Mr. Stern said the new financial arrangements have employees looking ahead. “I think that this is really re-energizing the people and looking to the future and where the firm goes from here,” he said.
Deals have been reached to keep two key teams — energy/infrastructure and small-cap/smidcap growth — although the price tag might have been steep.
Sources say the energy/infrastructure team will get more than 50% of the fees. That will increase to 100% within 10 years, when the firm is to become independent.
The small-cap/smidcap team will be allowed to keep almost 50% of the fees it generates, sources said.
Money management teams typically get about 20% of the fees they generate.
Mr. Stern said he couldn't talk numbers. A top company official, who asked not to be identified, said the fee split for the small-cap/smidcap team is nowhere near 50-50.
The TCW official did say that the energy/infrastructure deal was lucrative for team members and confirmed that TCW's slice of the revenue declined to zero over the course of 10 years.
Mr. Stern said in the deal struck with the energy/infrastructure team, the group will operate under the TCW umbrella, but gradually will gain more autonomy over the next decade.
“What we negotiated was a long-term relationship that goes through 2020 where, over the period of time, we will be in business together, during that time they will become more self-sufficient and operationally independent,” he said.
At the end of the 10 years the agreement calls for the group to operate independently.
Absorbing cost
Mr. Stern said he wasn't concerned that increased revenue sharing would be a hit to profitability. “A number of these deals are structured in a way that people (on the teams) absorb more of the cost and so if the business grows, yes, they will receive more. But if we don't grow, they won't. I expect our profit to increase significantly.”
Negotiations continue with a third team, the TCW/Crescent Mezzanine. That team is owned by TCW, but operates out of its own offices in West Los Angeles. It was purchased by TCW in 1995. The team, one of TCW's largest, has 75 employees and more than $11 billion in assets under management. Mr. Stern said he expects an agreement by July 1.

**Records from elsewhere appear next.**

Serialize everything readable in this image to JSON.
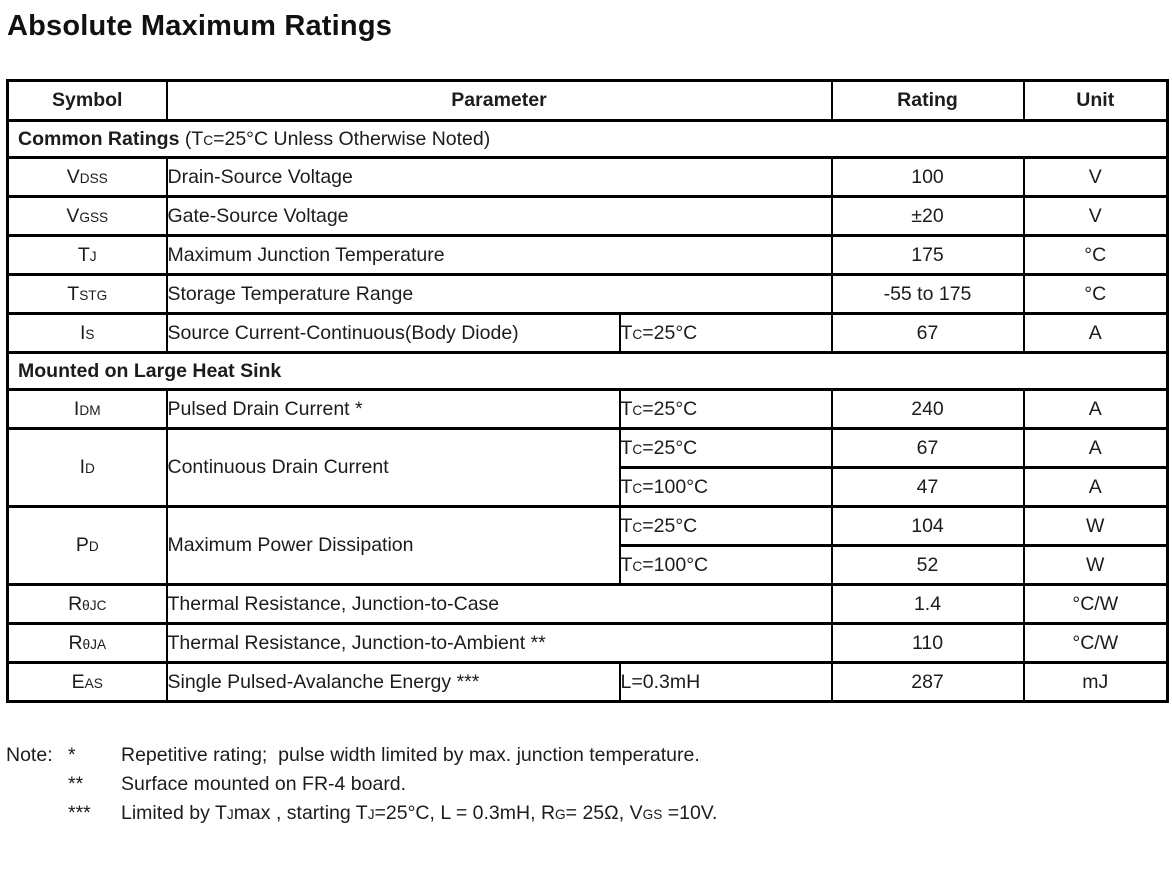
{
  "title": "Absolute Maximum Ratings",
  "colors": {
    "text": "#1c1c1c",
    "border": "#000000",
    "background": "#ffffff"
  },
  "table": {
    "headers": {
      "symbol": "Symbol",
      "parameter": "Parameter",
      "rating": "Rating",
      "unit": "Unit"
    },
    "sections": {
      "common": [
        {
          "b": "Common Ratings"
        },
        {
          "t": " (T"
        },
        {
          "s": "C"
        },
        {
          "t": "=25°C Unless Otherwise Noted)"
        }
      ],
      "heatsink": [
        {
          "b": "Mounted on Large Heat Sink"
        }
      ]
    },
    "rows": {
      "vdss": {
        "sym": [
          {
            "t": "V"
          },
          {
            "s": "DSS"
          }
        ],
        "param": [
          {
            "t": "Drain-Source Voltage"
          }
        ],
        "rating": "100",
        "unit": "V"
      },
      "vgss": {
        "sym": [
          {
            "t": "V"
          },
          {
            "s": "GSS"
          }
        ],
        "param": [
          {
            "t": "Gate-Source Voltage"
          }
        ],
        "rating": "±20",
        "unit": "V"
      },
      "tj": {
        "sym": [
          {
            "t": "T"
          },
          {
            "s": "J"
          }
        ],
        "param": [
          {
            "t": "Maximum Junction Temperature"
          }
        ],
        "rating": "175",
        "unit": "°C"
      },
      "tstg": {
        "sym": [
          {
            "t": "T"
          },
          {
            "s": "STG"
          }
        ],
        "param": [
          {
            "t": "Storage Temperature Range"
          }
        ],
        "rating": "-55 to 175",
        "unit": "°C"
      },
      "is": {
        "sym": [
          {
            "t": "I"
          },
          {
            "s": "S"
          }
        ],
        "param": [
          {
            "t": "Source Current-Continuous(Body Diode)"
          }
        ],
        "cond": [
          {
            "t": "T"
          },
          {
            "s": "C"
          },
          {
            "t": "=25°C"
          }
        ],
        "rating": "67",
        "unit": "A"
      },
      "idm": {
        "sym": [
          {
            "t": "I"
          },
          {
            "s": "DM"
          }
        ],
        "param": [
          {
            "t": "Pulsed Drain Current *"
          }
        ],
        "cond": [
          {
            "t": "T"
          },
          {
            "s": "C"
          },
          {
            "t": "=25°C"
          }
        ],
        "rating": "240",
        "unit": "A"
      },
      "id": {
        "sym": [
          {
            "t": "I"
          },
          {
            "s": "D"
          }
        ],
        "param": [
          {
            "t": "Continuous Drain Current"
          }
        ],
        "cond25": [
          {
            "t": "T"
          },
          {
            "s": "C"
          },
          {
            "t": "=25°C"
          }
        ],
        "rating25": "67",
        "unit25": "A",
        "cond100": [
          {
            "t": "T"
          },
          {
            "s": "C"
          },
          {
            "t": "=100°C"
          }
        ],
        "rating100": "47",
        "unit100": "A"
      },
      "pd": {
        "sym": [
          {
            "t": "P"
          },
          {
            "s": "D"
          }
        ],
        "param": [
          {
            "t": "Maximum Power Dissipation"
          }
        ],
        "cond25": [
          {
            "t": "T"
          },
          {
            "s": "C"
          },
          {
            "t": "=25°C"
          }
        ],
        "rating25": "104",
        "unit25": "W",
        "cond100": [
          {
            "t": "T"
          },
          {
            "s": "C"
          },
          {
            "t": "=100°C"
          }
        ],
        "rating100": "52",
        "unit100": "W"
      },
      "rthjc": {
        "sym": [
          {
            "t": "R"
          },
          {
            "s": "θJC"
          }
        ],
        "param": [
          {
            "t": "Thermal Resistance, Junction-to-Case"
          }
        ],
        "rating": "1.4",
        "unit": "°C/W"
      },
      "rthja": {
        "sym": [
          {
            "t": "R"
          },
          {
            "s": "θJA"
          }
        ],
        "param": [
          {
            "t": "Thermal Resistance, Junction-to-Ambient **"
          }
        ],
        "rating": "110",
        "unit": "°C/W"
      },
      "eas": {
        "sym": [
          {
            "t": "E"
          },
          {
            "s": "AS"
          }
        ],
        "param": [
          {
            "t": "Single Pulsed-Avalanche Energy ***"
          }
        ],
        "cond": [
          {
            "t": "L=0.3mH"
          }
        ],
        "rating": "287",
        "unit": "mJ"
      }
    }
  },
  "notes": {
    "label": "Note:",
    "items": [
      {
        "marker": "*",
        "text": [
          {
            "t": "Repetitive rating;  pulse width limited by max. junction temperature."
          }
        ]
      },
      {
        "marker": "**",
        "text": [
          {
            "t": "Surface mounted on FR-4 board."
          }
        ]
      },
      {
        "marker": "***",
        "text": [
          {
            "t": "Limited by T"
          },
          {
            "s": "J"
          },
          {
            "t": "max , starting T"
          },
          {
            "s": "J"
          },
          {
            "t": "=25°C, L = 0.3mH, R"
          },
          {
            "s": "G"
          },
          {
            "t": "= 25Ω, V"
          },
          {
            "s": "GS"
          },
          {
            "t": " =10V."
          }
        ]
      }
    ]
  }
}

“We are in negotiations with them now to try to reach a long-term arrangement; we would all like that to happen,” he said. “If that doesn't happen we will have a series of arrangements with them (as a subadviser) and the clients will continue to get their services, and it will continue and remain to be client-friendly.”
Mark Attanasio, managing director of the team and the owner of the Milwaukee Brewers baseball team, said he was hopeful an agreement could be put together.
“We would like to work it out,” he said. “It's been a good 15 years.”
He would not go into details about the contract negotiations but did say, “The ball is in TCW's court.”
Mr. Stern said TCW has around a dozen investment teams and none of the others has threatened to leave. “We have good long-term arrangements with most of them,” he said.
While the teams have generally operated independently, Mr. Stern said he hopes the stock ownership plan will encourage collaboration as team members realize they have a common purpose in TCW doing well economically.
Societe Generale's financial statements do not break down results for TCW, but Mr. Stern said the firm has been “very profitable.” He said the bank liked the investment management business because it produced income without an enormous amount of capital requirement.
“They are very interested in helping us grow and move forward,” he said.
Mr. Stern said the bank's interest in growing TCW was the reason it funded the acquisition of Los Angeles bond manager Metropolitan West Asset Management LLC in December. MetWest replaced the Gundlach team and brought in $30 billion in new assets under management to TCW.
While Societe Generale executives last year said they wanted TCW listed on a stock exchange in the next five years, Mr. Stern said nothing is imminent.
“If you are referring to the next couple of years, I would be very surprised,” he said. “We have a plan of growth that we plan to execute, but we will not be in the IPO market anytime soon,” he said.
Mr. Diamond is a reporter at sister publication Pensions & Investments.